The new norms would also apply to officials at Sebi itself, although all its employees are as such not allowed to trade in stocks during their tenure at the regulatory authority.
A new feature of the proposed regulations is that of "treating public servants and persons holding statutory positions that are reasonably expected to have access to Unpublished Price Sensitive Information (UPSI) as connected persons and thereby prohibit them from trading when in possession of UPSI."
As per the norms, judges hearing corporate cases and outcome of which would be materially adverse or materially positive to the price of a firm's shares would be considered as a "connected person" until the order is pronounced.
Besides, public servants who are actively involved in formulating policy on any matter that could result in a material impact on the price discovery for securities of listed companies, would be a "connected person."
"Therefore, the restrictions on trading that would apply to connected persons would apply to such persons as well," as per suggestion.
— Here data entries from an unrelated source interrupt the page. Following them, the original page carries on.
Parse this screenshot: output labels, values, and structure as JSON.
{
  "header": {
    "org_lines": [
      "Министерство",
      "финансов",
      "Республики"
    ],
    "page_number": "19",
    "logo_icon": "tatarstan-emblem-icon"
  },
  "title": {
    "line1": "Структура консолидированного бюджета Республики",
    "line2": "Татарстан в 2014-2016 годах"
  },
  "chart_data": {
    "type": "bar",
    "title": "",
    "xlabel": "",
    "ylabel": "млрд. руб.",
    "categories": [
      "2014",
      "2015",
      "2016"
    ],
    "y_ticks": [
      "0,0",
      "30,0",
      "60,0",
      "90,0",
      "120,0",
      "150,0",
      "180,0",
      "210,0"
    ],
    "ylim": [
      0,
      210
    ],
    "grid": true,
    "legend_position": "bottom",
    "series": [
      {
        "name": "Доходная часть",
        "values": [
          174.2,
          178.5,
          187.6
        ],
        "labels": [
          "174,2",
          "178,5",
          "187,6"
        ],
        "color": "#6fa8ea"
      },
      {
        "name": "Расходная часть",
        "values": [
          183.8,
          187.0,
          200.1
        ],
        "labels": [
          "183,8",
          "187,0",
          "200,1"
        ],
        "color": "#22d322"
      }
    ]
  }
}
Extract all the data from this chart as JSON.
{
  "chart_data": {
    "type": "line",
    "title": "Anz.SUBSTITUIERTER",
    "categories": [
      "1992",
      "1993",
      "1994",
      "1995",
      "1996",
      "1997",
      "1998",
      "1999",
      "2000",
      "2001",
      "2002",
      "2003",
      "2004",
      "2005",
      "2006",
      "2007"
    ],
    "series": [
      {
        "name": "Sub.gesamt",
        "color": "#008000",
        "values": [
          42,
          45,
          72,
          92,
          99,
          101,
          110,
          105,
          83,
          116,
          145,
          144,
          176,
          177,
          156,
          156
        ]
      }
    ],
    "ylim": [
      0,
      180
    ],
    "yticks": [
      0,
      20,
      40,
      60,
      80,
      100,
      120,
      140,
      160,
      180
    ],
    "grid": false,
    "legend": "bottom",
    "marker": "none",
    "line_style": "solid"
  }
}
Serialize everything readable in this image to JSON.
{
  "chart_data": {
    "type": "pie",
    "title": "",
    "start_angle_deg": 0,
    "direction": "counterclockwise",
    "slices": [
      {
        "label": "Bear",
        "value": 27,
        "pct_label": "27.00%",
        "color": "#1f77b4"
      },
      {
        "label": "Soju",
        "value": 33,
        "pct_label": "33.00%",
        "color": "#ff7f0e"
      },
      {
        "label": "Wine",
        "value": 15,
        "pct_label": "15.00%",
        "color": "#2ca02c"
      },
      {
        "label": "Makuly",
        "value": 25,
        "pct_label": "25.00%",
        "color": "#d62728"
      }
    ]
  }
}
These measures are suggested by a panel, chaired by N K Sodhi, Former Chief Justice of Kerala and Karnataka and a Former Presiding Officer of the Securities Appellate Tribunal.
The committee set up by Sebi in March this year to review nearly two decade-old insider trading norms included experts from various sectors.
Any person who possesses unpublished stock price sensitive information about a company would be deemed as an insider and any person who has been associated with a company in any capacity up to six months prior to trading in its stock would be termed as "connected person".
Besides, the committee has proposed to broaden the definition of 'insider' and said that it will presume immediate relatives (who are either financially dependent or consult an insider when trading in securities) as "connected persons."
It also stated that any person in possession of UPSI would be considered an insider.
The new norms allow insiders, mainly those in constant possession of sensitive information, to trade in a company's shares only through a pre-disclosed trading schedule, to be made public at least six months before the transaction.